More discussion and almost certainly another paper revision is required.

<H2>Background</h2>

<P>
<A HREF="http://www.open-std.org/jtc1/sc22/wg21/docs/papers/2013/n3501.html#1441">CWG Issue 1441</a> points out that in the process of
relaxing the restrictions on asynchronous signal handlers to allow
use of atomics, we inadvertently
made it impossible to use even local variables of non-volatile,
non-atomic type.
As a result of an initial discussion within CWG, Jens Maurer generated a
<A HREF="http://wiki.edg.com/twiki/pub/Wg21kona2012/CoreWorkingGroup/proposed_resolution_core-1441.html">proposed resolution</a>, which addresses
that specific issue.
<P>
Pre-Bristol discussion in SG1, both in
<A HREF="http://wiki.edg.com/twiki/bin/view/Wg21portland2012/SG1Minutes10-18">
Portland</a> and during
<A HREF="http://wiki.edg.com/twiki/bin/view/Wg21bristol/FebPhoneCallMinutes">the February 2013 SG1 teleconference</a>, raised a number of additional
issues.  Both Jens' solution and all prior versions of the standard
still give undefined behavior to code involving signal handlers which
we believe should clearly be legal.  Our goal was to correct such
oversights, and allow some realistic signal handlers to be portable,
while preserving a significant amount of implementation
freedom with respect to what is allowable in a signal handler.  In
particular, we do not want to reinvent Posix' notion of
async-signal-safe functions here.
<P>
This issue was revisited as part of the concurrency group (SG1)
<A HREF="http://wiki.edg.com/twiki/bin/view/Wg21bristol/SG1">
meetings in Bristol</a>.
After some initial debate,
that discussion concluded with several straw polls reaffirming that we
want lock-free atomics to be usable in signal handlers, that signal
handlers should be  able to read data written before the handler installation,
and that accesses to ordinary variables in signal handlers should be OK,
so long as there are happens-before relationships separating such code
from mainline code accesses.  Some of us remember this as the original
intent behind the C++11 changes, but recollections vary.
<P>
In spite of reaffirming the intent of this paper,
the changes below were not brought
forward as a change to the C++14 working paper, since there was a feeling we
should take more time to consider alternate approaches to the wording,
and that input from WG14 would be desirable.
<P>
My current hope is that something along the lines of this proposal,
but probably not precisely these words, will find its way into the draft.

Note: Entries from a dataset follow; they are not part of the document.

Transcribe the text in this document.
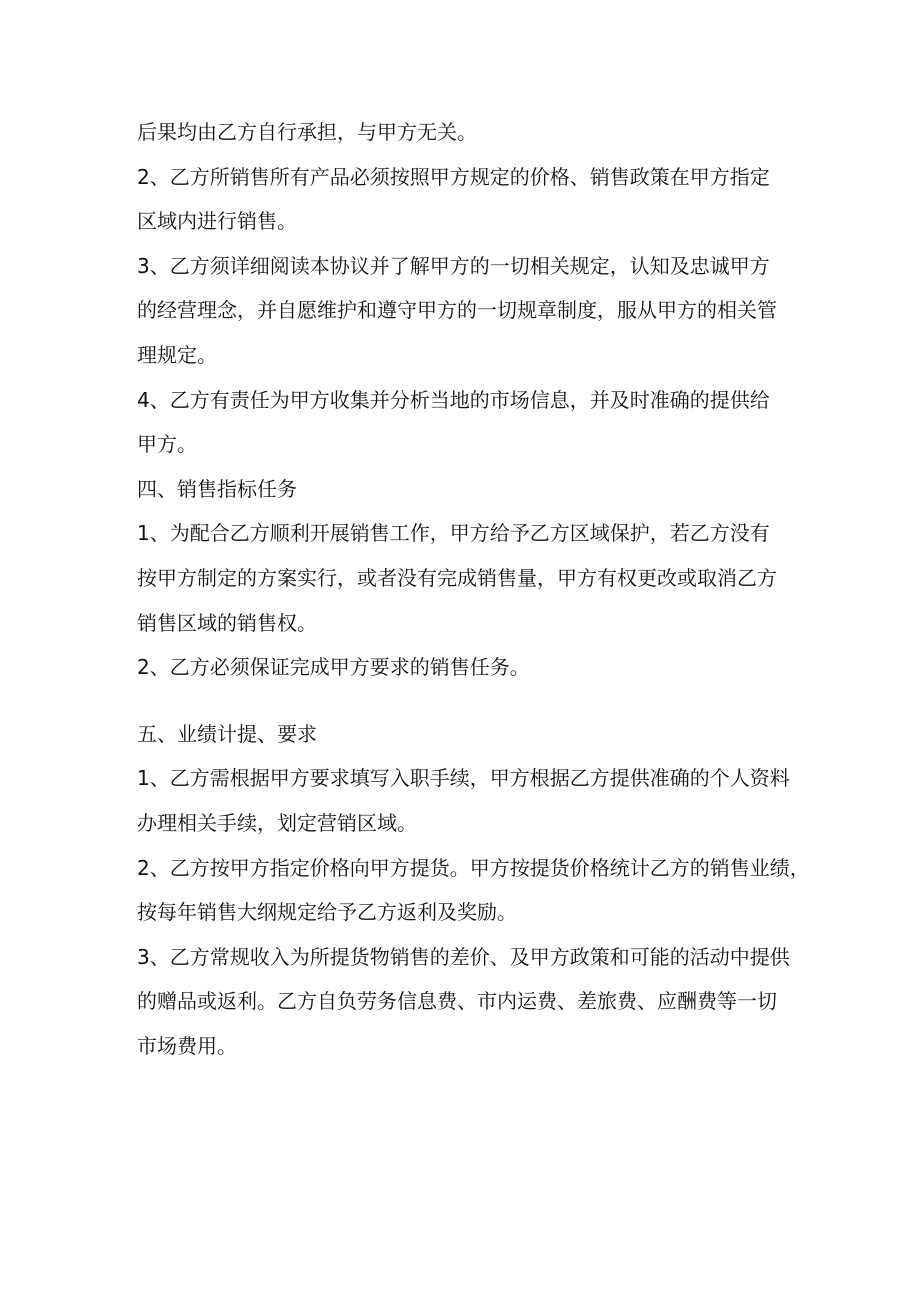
后果均由乙方自行承担，与甲方无关。

2、乙方所销售所有产品必须按照甲方规定的价格、销售政策在甲方指定
区域内进行销售。

3、乙方须详细阅读本协议并了解甲方的一切相关规定，认知及忠诚甲方
的经营理念，并自愿维护和遵守甲方的一切规章制度，服从甲方的相关管
理规定。

4、乙方有责任为甲方收集并分析当地的市场信息，并及时准确的提供给
甲方。

四、销售指标任务

1、为配合乙方顺利开展销售工作，甲方给予乙方区域保护，若乙方没有
按甲方制定的方案实行，或者没有完成销售量，甲方有权更改或取消乙方
销售区域的销售权。

2、乙方必须保证完成甲方要求的销售任务。

五、业绩计提、要求

1、乙方需根据甲方要求填写入职手续，甲方根据乙方提供准确的个人资料
办理相关手续，划定营销区域。

2、乙方按甲方指定价格向甲方提货。甲方按提货价格统计乙方的销售业绩，
按每年销售大纲规定给予乙方返利及奖励。

3、乙方常规收入为所提货物销售的差价、及甲方政策和可能的活动中提供
的赠品或返利。乙方自负劳务信息费、市内运费、差旅费、应酬费等一切
市场费用。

<H2>Proposed resolution and discussion</h2>

<P>
We give several proposed changes and summarize the reasoning behind the
change as well as some of the past discussion:

<H3>Replace 1.9p6, the paragraph imposing the restrictions on signal handlers</h3>
<P>
Replace 1.9p6 [intro.execution]:
<BLOCKQUOTE>
	<DEL>When the processing of the abstract machine is interrupted
		by receipt of a signal, the values of objects which are neither</del>
<OL>
	<LI> <DEL>of type <CODE>volatile std::sig_atomic_t</code> nor</del>
	<LI> <DEL>lock-free atomic objects (29.4)</del>
</ol>
<DEL>are unspecified during the execution of the signal handler, and the
	value of any object not in either of these two categories that
	is modified by the handler becomes undefined.</del>
</blockquote>
<P>
with
<BLOCKQUOTE>
	<P>
	<ins>If a signal handler is executed as a result of a call to the
		<code>raise</code> function, then the execution of the
		handler is sequenced after the invocation of the
		<code>raise</code> function and before its return.
		When a signal is received for another reason,
		the execution of the signal handler is
		unsequenced with respect to the rest of the program.</ins>
</BLOCKQUOTE>
<P>
The original restriction would now be expressed elsewhere (see below)
in terms of data races.  This means that signal handlers can now access
variables also accessed in mainline code, so long as the required
happens-before orders are established.
<P>
We concluded during the February discussion that the old "interrupted by
a signal" phrase referred to an asynchronous signal, and was basically OK.
But after reading the C standard I'm not sure, and it makes sense to me
to be more explicit.  This is my latest attempt to do so.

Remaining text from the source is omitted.